Scientific classification
- Kingdom: Animalia
- Phylum: Chordata
- Class: Aves
- Order: Procellariiformes
- Family: Procellariidae
- Genus: Pachyptila
- Species: P. macgillivrayi
- Binomial name: Pachyptila macgillivrayi (Mathews, 1912)

= MacGillivray's prion =

- Genus: Pachyptila
- Species: macgillivrayi
- Authority: (Mathews, 1912)
- Conservation status: CR

Species of bird

MacGillivray's prion (Pachyptila macgillivrayi) is a species of small petrel (a prion) in the Southern Ocean. It is found on Roche Quille, off Saint Paul Island and on Gough Island in the Tristan da Cunha group, south-central Atlantic Ocean. It was formerly present on Amsterdam Island in the central South Indian Ocean. The population on Saint Paul Island has been increasing since the 1990s eradication of introduced rats and rabbits, but is still likely smaller than the original size.

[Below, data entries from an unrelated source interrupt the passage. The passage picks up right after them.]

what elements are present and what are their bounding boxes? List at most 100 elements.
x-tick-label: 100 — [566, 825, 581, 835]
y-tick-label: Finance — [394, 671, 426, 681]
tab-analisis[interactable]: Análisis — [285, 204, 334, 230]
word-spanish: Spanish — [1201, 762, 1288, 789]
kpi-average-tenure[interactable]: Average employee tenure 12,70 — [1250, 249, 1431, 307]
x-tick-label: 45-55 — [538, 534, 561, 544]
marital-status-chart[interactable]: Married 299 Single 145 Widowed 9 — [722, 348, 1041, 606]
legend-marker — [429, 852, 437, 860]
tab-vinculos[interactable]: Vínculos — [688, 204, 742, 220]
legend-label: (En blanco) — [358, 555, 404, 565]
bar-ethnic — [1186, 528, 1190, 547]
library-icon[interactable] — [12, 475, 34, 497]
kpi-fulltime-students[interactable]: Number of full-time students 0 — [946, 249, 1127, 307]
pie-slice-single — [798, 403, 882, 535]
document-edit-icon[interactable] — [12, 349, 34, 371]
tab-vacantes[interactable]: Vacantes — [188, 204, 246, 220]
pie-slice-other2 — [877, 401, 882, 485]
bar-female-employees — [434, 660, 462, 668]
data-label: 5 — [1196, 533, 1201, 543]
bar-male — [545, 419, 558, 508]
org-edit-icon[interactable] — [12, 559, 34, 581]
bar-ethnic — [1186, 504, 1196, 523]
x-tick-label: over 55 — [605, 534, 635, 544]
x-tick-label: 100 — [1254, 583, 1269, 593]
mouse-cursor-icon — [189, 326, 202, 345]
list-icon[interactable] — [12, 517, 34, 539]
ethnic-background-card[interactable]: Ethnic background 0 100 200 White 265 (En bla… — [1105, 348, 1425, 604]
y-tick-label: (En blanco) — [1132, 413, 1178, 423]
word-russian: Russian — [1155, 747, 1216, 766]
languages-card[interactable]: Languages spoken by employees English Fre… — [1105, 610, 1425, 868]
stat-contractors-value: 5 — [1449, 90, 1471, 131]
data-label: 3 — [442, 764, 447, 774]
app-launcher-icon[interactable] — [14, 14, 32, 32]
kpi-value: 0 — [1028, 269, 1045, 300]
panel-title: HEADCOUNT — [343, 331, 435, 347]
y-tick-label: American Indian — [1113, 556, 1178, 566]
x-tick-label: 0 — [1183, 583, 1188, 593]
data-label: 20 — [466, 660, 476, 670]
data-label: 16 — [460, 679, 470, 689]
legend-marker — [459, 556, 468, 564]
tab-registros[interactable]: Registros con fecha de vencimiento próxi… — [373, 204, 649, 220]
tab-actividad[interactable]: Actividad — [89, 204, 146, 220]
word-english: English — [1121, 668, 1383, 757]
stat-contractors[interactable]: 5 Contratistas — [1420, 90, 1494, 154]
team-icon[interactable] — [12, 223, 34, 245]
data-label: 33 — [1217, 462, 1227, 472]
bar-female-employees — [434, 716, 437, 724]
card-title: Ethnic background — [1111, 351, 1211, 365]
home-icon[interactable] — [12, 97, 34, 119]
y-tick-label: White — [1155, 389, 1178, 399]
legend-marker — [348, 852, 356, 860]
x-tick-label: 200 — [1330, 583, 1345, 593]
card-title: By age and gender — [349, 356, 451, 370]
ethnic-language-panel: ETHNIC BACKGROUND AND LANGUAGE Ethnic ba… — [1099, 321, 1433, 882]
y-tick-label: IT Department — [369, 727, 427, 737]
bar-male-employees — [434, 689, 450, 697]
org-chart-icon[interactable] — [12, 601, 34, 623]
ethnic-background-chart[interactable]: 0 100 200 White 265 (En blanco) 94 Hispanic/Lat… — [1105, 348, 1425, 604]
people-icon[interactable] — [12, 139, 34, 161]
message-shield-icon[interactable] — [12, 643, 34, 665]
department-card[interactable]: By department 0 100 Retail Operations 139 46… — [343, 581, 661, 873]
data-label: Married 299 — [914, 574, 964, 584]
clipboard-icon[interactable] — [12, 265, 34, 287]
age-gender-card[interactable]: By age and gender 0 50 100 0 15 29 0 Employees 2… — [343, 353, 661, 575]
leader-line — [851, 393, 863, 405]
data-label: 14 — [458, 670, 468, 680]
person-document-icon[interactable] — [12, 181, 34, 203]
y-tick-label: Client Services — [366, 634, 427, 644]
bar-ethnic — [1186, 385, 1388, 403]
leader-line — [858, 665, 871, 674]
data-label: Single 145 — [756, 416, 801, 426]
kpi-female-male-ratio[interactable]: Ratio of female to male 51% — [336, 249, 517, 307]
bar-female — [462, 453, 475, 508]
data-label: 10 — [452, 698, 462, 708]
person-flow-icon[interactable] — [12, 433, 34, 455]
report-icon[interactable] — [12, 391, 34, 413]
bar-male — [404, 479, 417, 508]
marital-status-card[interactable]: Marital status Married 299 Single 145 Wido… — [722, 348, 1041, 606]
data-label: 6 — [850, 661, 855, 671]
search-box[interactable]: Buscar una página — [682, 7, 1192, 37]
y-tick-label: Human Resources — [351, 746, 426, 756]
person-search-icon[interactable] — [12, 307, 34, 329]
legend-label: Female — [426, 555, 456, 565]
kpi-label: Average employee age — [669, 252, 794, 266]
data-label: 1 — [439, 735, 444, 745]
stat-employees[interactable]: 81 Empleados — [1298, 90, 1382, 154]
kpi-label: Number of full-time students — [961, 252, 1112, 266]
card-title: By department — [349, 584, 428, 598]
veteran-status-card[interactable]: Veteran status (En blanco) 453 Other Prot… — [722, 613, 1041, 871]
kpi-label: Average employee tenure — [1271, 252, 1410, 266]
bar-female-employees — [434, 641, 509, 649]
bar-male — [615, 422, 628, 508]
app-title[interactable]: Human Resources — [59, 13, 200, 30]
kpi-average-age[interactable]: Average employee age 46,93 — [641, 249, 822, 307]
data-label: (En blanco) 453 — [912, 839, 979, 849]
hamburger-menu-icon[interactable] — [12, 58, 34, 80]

MacGillivray's prion was formerly considered to be conspecific with Salvin's prion but is now considered to be a separate species based on molecular phylogenetic analysis and a comparison of the bill morphologies that was published in 2022.

MacGillivray's prions moult for longer than other prion species.

Their diet and foraging habits are generally unknown, but they are hypothesized to feed on small zooplankton.